Hetastarch (HES) — rarely used. ↑ PTT, anaphylactoid reactions, platelet dysfunction. Max 15–20 mL/kg/day. Contraindicated in coagulopathy, heart failure, renal failure.
06Liberal vs Restrictive Strategy
Volume overload causes: - ↑ mortality and length of stay - Pulmonary and cerebral edema - Bowel edema → ileus, anastomotic dehiscence - Coagulopathy from dilution - Cardiac dysfunction
Liberal (older paradigm): generous replacement of insensible losses + "third space" losses.
Restrictive / goal-directed (modern): replace ongoing losses; minimize maintenance; use dynamic indices to guide boluses.

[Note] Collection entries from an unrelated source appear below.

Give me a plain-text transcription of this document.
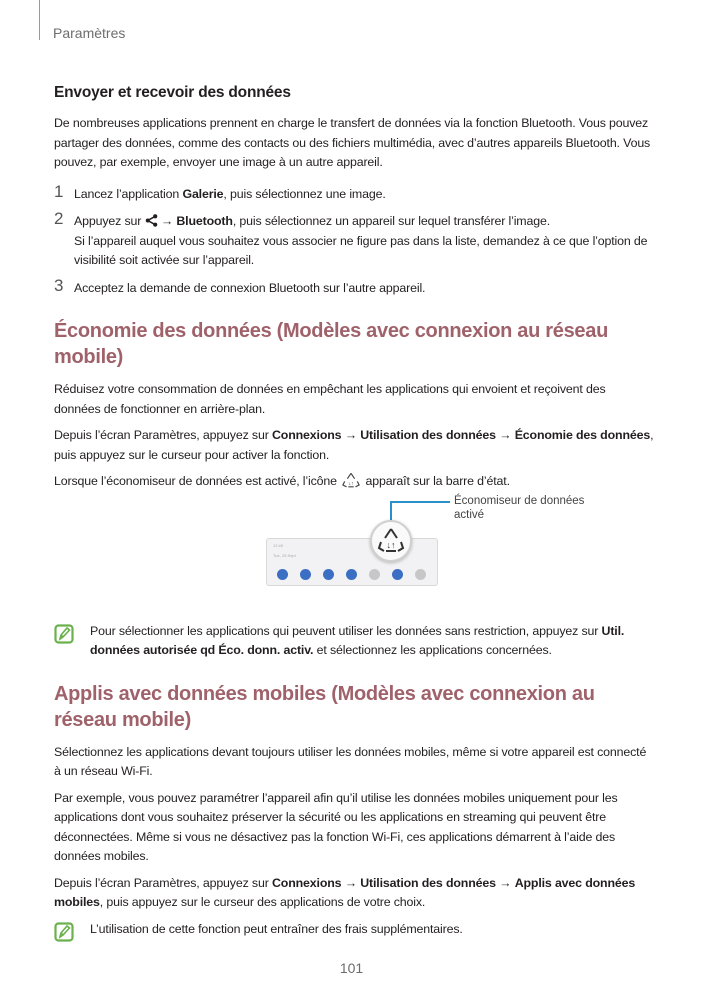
Paramètres
Envoyer et recevoir des données

De nombreuses applications prennent en charge le transfert de données via la fonction Bluetooth. Vous pouvez partager des données, comme des contacts ou des fichiers multimédia, avec d’autres appareils Bluetooth. Vous pouvez, par exemple, envoyer une image à un autre appareil.

1 Lancez l’application Galerie, puis sélectionnez une image.

2 Appuyez sur  → Bluetooth, puis sélectionnez un appareil sur lequel transférer l’image.

Si l’appareil auquel vous souhaitez vous associer ne figure pas dans la liste, demandez à ce que l’option de visibilité soit activée sur l’appareil.

3 Acceptez la demande de connexion Bluetooth sur l’autre appareil.

Économie des données (Modèles avec connexion au réseau mobile)

Réduisez votre consommation de données en empêchant les applications qui envoient et reçoivent des données de fonctionner en arrière-plan.

Depuis l’écran Paramètres, appuyez sur Connexions → Utilisation des données → Économie des données, puis appuyez sur le curseur pour activer la fonction.

Lorsque l’économiseur de données est activé, l’icône ↓↑ apparaît sur la barre d’état.

12:45
Tue, 25 Sept
↓↑
Économiseur de données activé

Pour sélectionner les applications qui peuvent utiliser les données sans restriction, appuyez sur Util. données autorisée qd Éco. donn. activ. et sélectionnez les applications concernées.

Applis avec données mobiles (Modèles avec connexion au réseau mobile)

Sélectionnez les applications devant toujours utiliser les données mobiles, même si votre appareil est connecté à un réseau Wi-Fi.

Par exemple, vous pouvez paramétrer l’appareil afin qu’il utilise les données mobiles uniquement pour les applications dont vous souhaitez préserver la sécurité ou les applications en streaming qui peuvent être déconnectées. Même si vous ne désactivez pas la fonction Wi-Fi, ces applications démarrent à l’aide des données mobiles.

Depuis l’écran Paramètres, appuyez sur Connexions → Utilisation des données → Applis avec données mobiles, puis appuyez sur le curseur des applications de votre choix.

L’utilisation de cette fonction peut entraîner des frais supplémentaires.

101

Particularly in colorectal, hepatobiliary, thoracic surgery.
07Maintenance & Replacement
4-2-1 rule (Holliday-Segar): - 4 mL/kg/h for first 10 kg - 2 mL/kg/h for next 10 kg - 1 mL/kg/h thereafter
NPO deficit: rate × hours NPO. Classical teaching: replace ½ in hour 1, ¼ in hour 2, ¼ in hour 3.
Surgical losses: match estimated blood loss 3:1 with crystalloid or 1:1 with colloid/blood (depending on hemoglobin target).